Barbara soon was hired by The Day of New London as a staff reporter, covering Ledyard town news for many years and later assigned as the newspaper's food editor. She also wrote numerous human interest pieces, extremely popular with readers of The Day, including several holiday articles, one of her personal favorites on "Keeping Christmas". She wrote happily and with great passion for The Day until 1987.
In her newly adopted Connecticut home, where she learned to erase her southern accent to fit in with New England "Yankees", Barbara became one of the founding members of the Noank Historical Society. She was one of its first presidents and chaired many important committees through the 1970s.
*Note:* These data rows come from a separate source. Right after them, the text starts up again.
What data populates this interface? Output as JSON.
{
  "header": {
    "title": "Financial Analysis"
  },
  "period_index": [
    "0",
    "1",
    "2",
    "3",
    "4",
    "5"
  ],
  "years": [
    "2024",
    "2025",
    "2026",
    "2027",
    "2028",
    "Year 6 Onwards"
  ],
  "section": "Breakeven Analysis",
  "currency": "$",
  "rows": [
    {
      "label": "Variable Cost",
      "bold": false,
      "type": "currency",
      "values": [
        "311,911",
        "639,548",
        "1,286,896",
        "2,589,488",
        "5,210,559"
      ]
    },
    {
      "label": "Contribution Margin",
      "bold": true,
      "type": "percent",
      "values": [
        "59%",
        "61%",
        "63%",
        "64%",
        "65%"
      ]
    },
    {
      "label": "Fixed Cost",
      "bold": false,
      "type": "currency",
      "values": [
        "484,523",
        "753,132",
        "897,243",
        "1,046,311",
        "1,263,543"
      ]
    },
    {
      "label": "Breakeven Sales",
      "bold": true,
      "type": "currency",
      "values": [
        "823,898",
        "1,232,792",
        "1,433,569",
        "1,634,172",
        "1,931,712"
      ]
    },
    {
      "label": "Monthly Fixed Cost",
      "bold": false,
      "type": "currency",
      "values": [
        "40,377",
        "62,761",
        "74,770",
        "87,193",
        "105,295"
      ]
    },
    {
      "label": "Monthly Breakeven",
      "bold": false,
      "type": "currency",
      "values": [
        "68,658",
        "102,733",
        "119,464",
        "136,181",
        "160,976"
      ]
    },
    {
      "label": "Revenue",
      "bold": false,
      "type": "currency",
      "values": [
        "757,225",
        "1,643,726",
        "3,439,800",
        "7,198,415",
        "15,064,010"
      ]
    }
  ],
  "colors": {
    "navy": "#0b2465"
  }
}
She was chairman of the NHS's July 4 Bicentennial Celebration in 1976.
As the newspaper industry evolved, Barbara started a small business learning the then-arcane skill of desktop publishing, studying fonts and layout procedures and computer systems but always remaining close to the metal, the art of wordsmithing, as she loved to call it. She parlayed her skills into professional work producing in-house publications and newsletters for the Otis Library in Norwich, the Public Affairs Office at the Subase in Groton, and the Noank Baptist Group Homes. Most recently, Barbara was the editor of the Noank Historical Society's newsletter from 2010 until she fell ill with breast cancer (from which she made a full recovery) in 2013. She was also a founding member of the Southeastern Connecticut Women's Network, devoted to the professional development of women in business.
In the 1990s and early 2000s, Barbara found great personal satisfaction managing young women from many countries around the world working for "Au Pair in America". She also dabbled in television when public access TV had great potential. She hosted interview programs in Groton giving voice to unique local points of view, and she was especially proud of her festive Christmas-themed programs.
Barbara loved gardening. In retirement, which she never believed really existed, she entered many of her flowers in local contests and won prizes for her roses and other "beautiful blossoms."
A memorial gathering will be held from 3 to 5 p.m. Saturday, Aug. 20, at Byles-Groton Funeral Home, 310 Thames St., Groton.
Published in The Day on Aug. 18, 2016.